Understood Eric, — I only mention Tanium, as the methodology here is P2P distributed. In terms of scalability this becomes faster as more nodes are added to the environment. In terms of Katello, the more nodes, the slower the platform becomes. I do realize this is more towards design than towards this topic, and I don’t want to derail the conversation.
Real - life scenarios I will attempt to hit the bullet list. Forgive me.
** Candlepin:
In an organization, which has over 1000 ESX nodes to manage, 6000+ hosts ever changing daily, Candlepin is by far the worst with Red Hat Licensing. I should not have to care how many VDS subscriptions are tied to ESX platforms, nor how many permanent licenses are available to register a machine during deployment automation. ( by reason of VDS virt-who doesn’t report immediately, therefore by using a perm license pool for 100% arbitration. ) In such organization, activation keys can not scale at all, 3 operating systems, 3 lifecycles, 3 month release schedule * 1000 ESX platforms = 27,000 entries in candlepin. Resolution: Just 3 activation keys related to OS release only, dropping into Library content-view upon registration, moving into Lifecycle at a later date.
** Dynflow
This can greatly depend on how many capsules are configured; during Publishing a content-view, 18 repos with 4 capsules can spawn 1000 tasks. The more capsules, the more tasks. Upon failure, you can not kill this job in an easy manner. Options are, Resume — or Skip each task.
** Databases
Postgres and Mongo, with no tuning sense. 8G or 64G ram installed on the host, default values are used, this could be improved dramatically, instead of resorting to google, finding pgtune. Documentation could greatly benefit on placing postgres on its own filesystem. /var/lib/pgsql, because this is going to grow over time. One bad query, /var/lib/pgsql/data/base/pgsql_tmp, need I say more?
Mongo, out of the box
WARNING: /sys/kernel/mm/transparent_hugepage/enabled is ‘always’. ** We suggest setting it to ‘never’
WARNING: /sys/kernel/mm/transparent_hugepage/defrag is ‘always’. ** We suggest setting it to ‘never’
QPid; 2k per host registered, overtime: du -sh /var/lib/qpidd = 11.8G
Mapping these entries back to what is actually still valid is quite the trip. pulp.agent.123456777 with jrnl file
Example: Pretty sure this one is dead, never deleted chewing space
find /var/lib/qpidd -name “fdbaa789-e514-45cd-af51-a2523df1cf56.jrnl” -ls
qpidd 2101248 Jul 10 2017 /var/lib/qpidd/.qpidd/qls/p001/efp/2048k/in_use/fdbaa789-e514-45cd-af51-a2523df1cf56.jrnl
find /var/lib/qpidd -name “fdbaa789-e514-45cd-af51-a2523df1cf56.jrnl” -ls
qpidd 89 Jul 10 2017 /var/lib/qpidd/.qpidd/qls/jrnl2/pulp.agent.1c37ee76-db9a-4eb6-b7f4-bc192188a8a1/fdbaa789-e514-45cd-af51-a2523df1cf56.jrnl -> /var/lib/qpidd/.qpidd/qls/p001/efp/2048k/in_use/fdbaa789-e514-45cd-af51-a2523df1cf56.jrnl
- qpid-stat -q --ssl-certificate=/etc/pki/katello/qpid_client_striped.crt -b amqps://localhost:5671 | grep pulp.agent | awk ‘{print $1}’ | wc -l
6522
QRouterd: Always something, ( crashing, patch code due to EPEL releases )
Goferd: The most unreliable reporting agent.

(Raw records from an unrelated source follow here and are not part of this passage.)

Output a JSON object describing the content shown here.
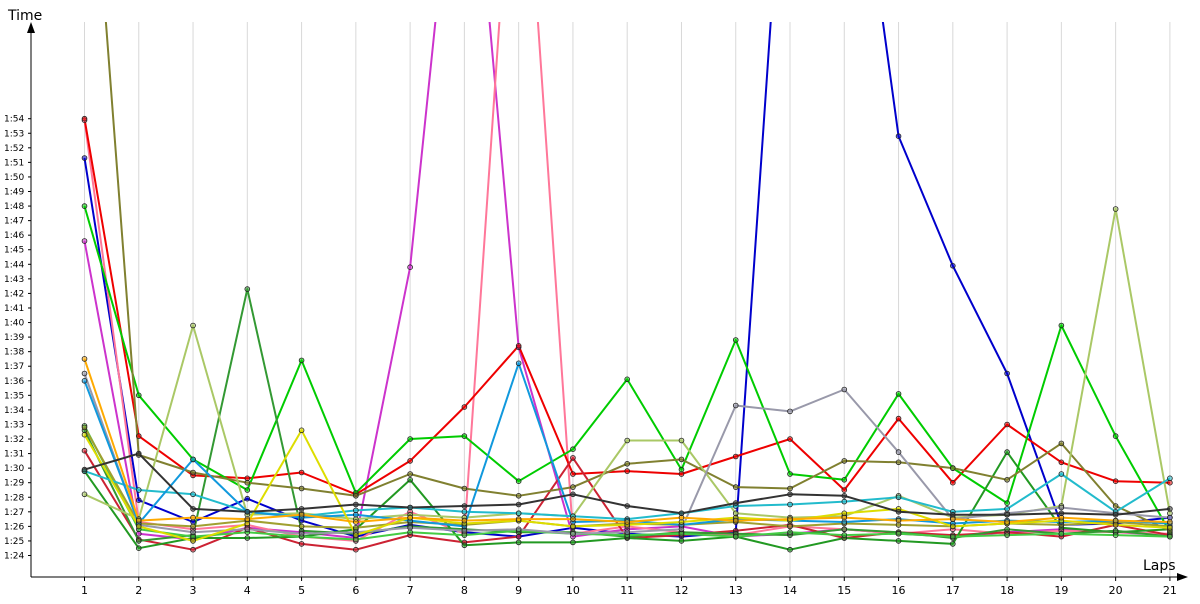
{
  "chart_data": {
    "type": "line",
    "xlabel": "Laps",
    "ylabel": "Time",
    "x": [
      1,
      2,
      3,
      4,
      5,
      6,
      7,
      8,
      9,
      10,
      11,
      12,
      13,
      14,
      15,
      16,
      17,
      18,
      19,
      20,
      21
    ],
    "xlim": [
      0,
      21
    ],
    "ylim_seconds": [
      83.1,
      117.6
    ],
    "y_ticks": [
      {
        "v": 84,
        "label": "1:24"
      },
      {
        "v": 85,
        "label": "1:25"
      },
      {
        "v": 86,
        "label": "1:26"
      },
      {
        "v": 87,
        "label": "1:27"
      },
      {
        "v": 88,
        "label": "1:28"
      },
      {
        "v": 89,
        "label": "1:29"
      },
      {
        "v": 90,
        "label": "1:30"
      },
      {
        "v": 91,
        "label": "1:31"
      },
      {
        "v": 92,
        "label": "1:32"
      },
      {
        "v": 93,
        "label": "1:33"
      },
      {
        "v": 94,
        "label": "1:34"
      },
      {
        "v": 95,
        "label": "1:35"
      },
      {
        "v": 96,
        "label": "1:36"
      },
      {
        "v": 97,
        "label": "1:37"
      },
      {
        "v": 98,
        "label": "1:38"
      },
      {
        "v": 99,
        "label": "1:39"
      },
      {
        "v": 100,
        "label": "1:40"
      },
      {
        "v": 101,
        "label": "1:41"
      },
      {
        "v": 102,
        "label": "1:42"
      },
      {
        "v": 103,
        "label": "1:43"
      },
      {
        "v": 104,
        "label": "1:44"
      },
      {
        "v": 105,
        "label": "1:45"
      },
      {
        "v": 106,
        "label": "1:46"
      },
      {
        "v": 107,
        "label": "1:47"
      },
      {
        "v": 108,
        "label": "1:48"
      },
      {
        "v": 109,
        "label": "1:49"
      },
      {
        "v": 110,
        "label": "1:50"
      },
      {
        "v": 111,
        "label": "1:51"
      },
      {
        "v": 112,
        "label": "1:52"
      },
      {
        "v": 113,
        "label": "1:53"
      },
      {
        "v": 114,
        "label": "1:54"
      }
    ],
    "x_tick_labels": [
      "1",
      "2",
      "3",
      "4",
      "5",
      "6",
      "7",
      "8",
      "9",
      "10",
      "11",
      "12",
      "13",
      "14",
      "15",
      "16",
      "17",
      "18",
      "19",
      "20",
      "21"
    ],
    "grid": true,
    "series": [
      {
        "color": "#0000cc",
        "values": [
          111.3,
          87.8,
          86.3,
          87.9,
          86.4,
          85.3,
          86.1,
          85.6,
          85.3,
          85.9,
          85.5,
          85.3,
          85.6,
          140.0,
          140.0,
          112.8,
          103.9,
          96.5,
          86.1,
          86.2,
          86.6
        ]
      },
      {
        "color": "#cc33cc",
        "values": [
          105.6,
          85.5,
          85.1,
          85.9,
          85.6,
          85.2,
          103.8,
          140.0,
          98.3,
          85.3,
          85.8,
          86.0,
          85.3,
          85.5,
          85.8,
          85.5,
          85.3,
          85.6,
          85.8,
          85.6,
          85.4
        ]
      },
      {
        "color": "#ff7799",
        "values": [
          113.9,
          86.3,
          85.8,
          86.1,
          85.3,
          85.0,
          87.0,
          85.5,
          140.0,
          85.5,
          86.0,
          85.6,
          85.4,
          86.0,
          85.8,
          85.5,
          85.8,
          85.5,
          85.7,
          85.6,
          85.5
        ]
      },
      {
        "color": "#ee0000",
        "values": [
          114.0,
          92.2,
          89.5,
          89.3,
          89.7,
          88.2,
          90.5,
          94.2,
          98.4,
          89.6,
          89.8,
          89.6,
          90.8,
          92.0,
          88.5,
          93.4,
          89.0,
          93.0,
          90.4,
          89.1,
          89.0
        ]
      },
      {
        "color": "#cc2233",
        "values": [
          91.2,
          85.1,
          84.4,
          85.9,
          84.8,
          84.4,
          85.4,
          84.9,
          85.3,
          90.7,
          85.2,
          85.4,
          85.7,
          86.1,
          85.2,
          85.6,
          85.4,
          85.6,
          85.3,
          86.1,
          85.4
        ]
      },
      {
        "color": "#00cc00",
        "values": [
          108.0,
          95.0,
          90.6,
          88.5,
          97.4,
          88.3,
          92.0,
          92.2,
          89.1,
          91.3,
          96.1,
          89.9,
          98.8,
          89.6,
          89.2,
          95.1,
          90.0,
          87.6,
          99.8,
          92.2,
          85.6
        ]
      },
      {
        "color": "#229922",
        "values": [
          89.8,
          84.5,
          85.2,
          85.2,
          85.3,
          85.8,
          89.2,
          84.7,
          84.9,
          84.9,
          85.2,
          85.0,
          85.3,
          84.4,
          85.2,
          85.0,
          84.8,
          91.1,
          85.9,
          85.6,
          85.8
        ]
      },
      {
        "color": "#339933",
        "values": [
          92.6,
          85.0,
          85.4,
          102.3,
          85.7,
          85.5,
          86.0,
          85.8,
          85.6,
          85.6,
          85.3,
          85.6,
          85.5,
          85.4,
          85.8,
          85.6,
          85.2,
          85.8,
          85.5,
          85.7,
          85.3
        ]
      },
      {
        "color": "#44cc44",
        "values": [
          92.9,
          85.8,
          85.3,
          85.6,
          85.3,
          85.1,
          85.6,
          85.4,
          85.7,
          85.5,
          85.4,
          85.5,
          85.3,
          85.6,
          85.4,
          85.5,
          85.3,
          85.4,
          85.5,
          85.4,
          85.3
        ]
      },
      {
        "color": "#808030",
        "values": [
          140.0,
          90.9,
          89.7,
          89.0,
          88.6,
          88.1,
          89.6,
          88.6,
          88.1,
          88.7,
          90.3,
          90.6,
          88.7,
          88.6,
          90.5,
          90.4,
          90.0,
          89.2,
          91.7,
          87.4,
          85.7
        ]
      },
      {
        "color": "#a0a030",
        "values": [
          92.8,
          86.2,
          86.0,
          86.4,
          86.0,
          85.9,
          86.3,
          86.1,
          86.4,
          86.0,
          86.2,
          86.1,
          86.3,
          86.0,
          86.2,
          86.1,
          86.0,
          86.2,
          86.1,
          86.3,
          86.0
        ]
      },
      {
        "color": "#aac866",
        "values": [
          88.2,
          86.5,
          99.8,
          86.8,
          86.9,
          86.5,
          86.8,
          86.6,
          86.9,
          86.7,
          91.9,
          91.9,
          86.9,
          86.6,
          86.7,
          88.1,
          86.6,
          86.8,
          87.4,
          107.8,
          86.9
        ]
      },
      {
        "color": "#9999aa",
        "values": [
          96.5,
          86.1,
          85.6,
          85.8,
          85.5,
          85.6,
          85.9,
          85.7,
          85.8,
          85.5,
          85.6,
          85.8,
          94.3,
          93.9,
          95.4,
          91.1,
          86.5,
          86.9,
          87.3,
          86.9,
          86.6
        ]
      },
      {
        "color": "#22bbcc",
        "values": [
          89.8,
          88.5,
          88.2,
          87.0,
          86.7,
          87.1,
          87.3,
          87.0,
          86.9,
          86.7,
          86.5,
          86.9,
          87.4,
          87.5,
          87.7,
          88.0,
          87.0,
          87.2,
          89.6,
          87.0,
          89.3
        ]
      },
      {
        "color": "#1199dd",
        "values": [
          96.0,
          86.2,
          90.6,
          87.0,
          86.6,
          86.8,
          86.4,
          86.0,
          97.2,
          86.3,
          86.4,
          86.1,
          86.5,
          86.4,
          86.3,
          86.5,
          86.2,
          86.4,
          86.3,
          86.4,
          86.2
        ]
      },
      {
        "color": "#dddd00",
        "values": [
          92.3,
          86.0,
          85.0,
          86.2,
          92.6,
          85.4,
          86.6,
          86.2,
          86.4,
          86.0,
          86.1,
          86.3,
          86.6,
          86.4,
          86.9,
          87.2,
          86.0,
          86.2,
          86.4,
          86.1,
          85.9
        ]
      },
      {
        "color": "#ffaa00",
        "values": [
          97.5,
          86.4,
          86.6,
          86.5,
          86.8,
          86.3,
          86.6,
          86.4,
          86.5,
          86.5,
          86.3,
          86.6,
          86.4,
          86.5,
          86.6,
          86.4,
          86.5,
          86.3,
          86.6,
          86.4,
          86.3
        ]
      },
      {
        "color": "#333333",
        "values": [
          89.9,
          91.0,
          87.2,
          87.0,
          87.2,
          87.5,
          87.3,
          87.4,
          87.5,
          88.2,
          87.4,
          86.9,
          87.6,
          88.2,
          88.1,
          87.0,
          86.8,
          86.8,
          86.9,
          86.8,
          87.2
        ]
      }
    ]
  }
}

Memory leak guilty, 2G at times. Constant communication issues if not SSL related back to qdrouter. Needs to be cycled at-least once a week per client, just for reporting. Reliability to push patches from Katello to Client, hit or miss based on this agents status. I REALLY miss ‘osad’ from SAT5. ( One daemon reporting status, and remote execution all in one )
Puppet, I don’t use modules in my environment. Chef is company chosen state management, so puppet is just reporting, Some days, numerous failures. I wanna rip this out and just use Chef — however
Chef integration, completely needs more support. This plugin has not worked reliably in any release of Katello. It’s always something. **Oops, we’re sorry but something went wrong undefined method `name’ for nil:NilClass **Oops, we’re sorry but something went wrong no implicit conversion of Symbol into Integer
RBAC:
Can I assign a developer rights to manage his hosts within Katello, without giving him the farm. Not with alot of effort, and even then – going to run into a task the user will not be able to perform w/o elevated privileges ----
Which leads me too —
Who is actually connected to Katello? There is nothing available showing logged in users.